Lire vos rapports DMARC

Si votre domaine a un enregistrement DMARC, les grandes messageries vous envoient chaque jour un rapport — un fichier XML compressé — qui liste tous les serveurs ayant envoyé du courrier au nom de votre domaine. C’est la seule liste que vous obtiendrez jamais de tout ce qui envoie en votre nom, y compris les recoins de votre propre entreprise que vous aviez oubliés.

Chargement de l’outil…

Comment ça marche

  1. Récupérez les pièces jointes dans la boîte que désigne votre enregistrement DMARC (l’adresse rua=), ou faites-les glisser directement depuis le message.
  2. Déposez-les toutes ici d’un coup : .xml, .xml.gz et .zip sont acceptés.
  3. Regardez d’abord les sources en échec : chacune est soit quelque chose à vous qu’il faut corriger, soit quelqu’un qui usurpe votre domaine.

Pourquoi rien n’est envoyé

Toutes les opérations de cette page sont effectuées par du code qui tourne dans l’onglet de votre navigateur, avec le moteur qui affiche les pages web. Le fichier est lu depuis le disque vers la mémoire de l’onglet, transformé sur place, puis réécrit sous forme de téléchargement. Il n’est jamais envoyé où que ce soit — ni à nous, ni à un tiers.

Vérifiez-le vous-même

  1. Ouvrez les outils de développement de votre navigateur (F12) et choisissez l’onglet « Réseau ».
  2. Chargez votre fichier et lancez l’outil.
  3. Les seules requêtes que vous verrez téléchargent le code de l’outil lui-même — et, pour quelques outils lourds, leur moteur open source depuis un CDN public — plus un petit signal de visite vers loreatec.jp (adresse et titre de la page, rien de plus).

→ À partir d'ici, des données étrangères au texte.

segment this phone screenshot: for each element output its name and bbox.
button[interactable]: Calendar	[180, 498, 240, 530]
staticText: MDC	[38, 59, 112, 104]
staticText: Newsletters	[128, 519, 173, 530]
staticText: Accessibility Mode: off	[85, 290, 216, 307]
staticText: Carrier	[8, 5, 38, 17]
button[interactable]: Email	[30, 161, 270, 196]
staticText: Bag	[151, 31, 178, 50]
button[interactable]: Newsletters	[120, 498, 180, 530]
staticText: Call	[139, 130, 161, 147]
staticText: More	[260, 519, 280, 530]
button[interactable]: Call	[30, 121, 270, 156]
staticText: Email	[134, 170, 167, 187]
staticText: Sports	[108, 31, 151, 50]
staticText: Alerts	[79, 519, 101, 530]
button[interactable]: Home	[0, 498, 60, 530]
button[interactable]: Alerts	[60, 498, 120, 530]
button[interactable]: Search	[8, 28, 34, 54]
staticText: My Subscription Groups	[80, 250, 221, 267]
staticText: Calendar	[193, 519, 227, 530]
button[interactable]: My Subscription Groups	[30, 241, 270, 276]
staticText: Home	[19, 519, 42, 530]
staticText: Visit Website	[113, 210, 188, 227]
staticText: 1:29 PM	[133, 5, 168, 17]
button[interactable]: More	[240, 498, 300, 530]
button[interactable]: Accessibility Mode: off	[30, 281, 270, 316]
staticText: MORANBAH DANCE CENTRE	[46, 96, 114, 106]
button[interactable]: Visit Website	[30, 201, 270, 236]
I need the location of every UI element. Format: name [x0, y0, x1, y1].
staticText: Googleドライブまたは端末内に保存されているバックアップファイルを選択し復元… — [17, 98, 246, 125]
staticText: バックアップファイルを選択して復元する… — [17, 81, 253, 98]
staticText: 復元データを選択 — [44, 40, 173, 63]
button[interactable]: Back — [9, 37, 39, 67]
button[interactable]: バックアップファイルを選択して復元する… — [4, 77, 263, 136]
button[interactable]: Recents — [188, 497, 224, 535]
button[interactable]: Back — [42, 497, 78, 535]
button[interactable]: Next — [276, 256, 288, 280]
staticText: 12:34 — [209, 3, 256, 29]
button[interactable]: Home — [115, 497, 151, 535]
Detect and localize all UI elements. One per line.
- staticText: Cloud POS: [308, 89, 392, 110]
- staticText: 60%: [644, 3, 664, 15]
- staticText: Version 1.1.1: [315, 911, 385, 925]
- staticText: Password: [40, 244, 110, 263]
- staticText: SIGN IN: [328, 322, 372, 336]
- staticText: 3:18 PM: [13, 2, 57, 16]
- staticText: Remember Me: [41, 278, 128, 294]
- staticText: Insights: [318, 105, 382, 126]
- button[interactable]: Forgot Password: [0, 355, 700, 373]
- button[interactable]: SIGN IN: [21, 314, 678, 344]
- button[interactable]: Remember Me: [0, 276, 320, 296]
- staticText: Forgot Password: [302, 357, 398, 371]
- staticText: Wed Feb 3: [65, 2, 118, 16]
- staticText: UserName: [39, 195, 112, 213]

Aucune ne transporte votre fichier.

La preuve que tout reste chez vous →

Questions fréquentes

Pourquoi mes rapports arrivent-ils en .gz et en .zip ?

La norme laisse le choix à chaque organisme qui édite les rapports. Google envoie du .zip, Microsoft et la plupart des autres du .xml.gz. Ce lecteur ouvre les trois dans le navigateur : le gzip par la décompression intégrée au navigateur, le zip par une bibliothèque libre embarquée.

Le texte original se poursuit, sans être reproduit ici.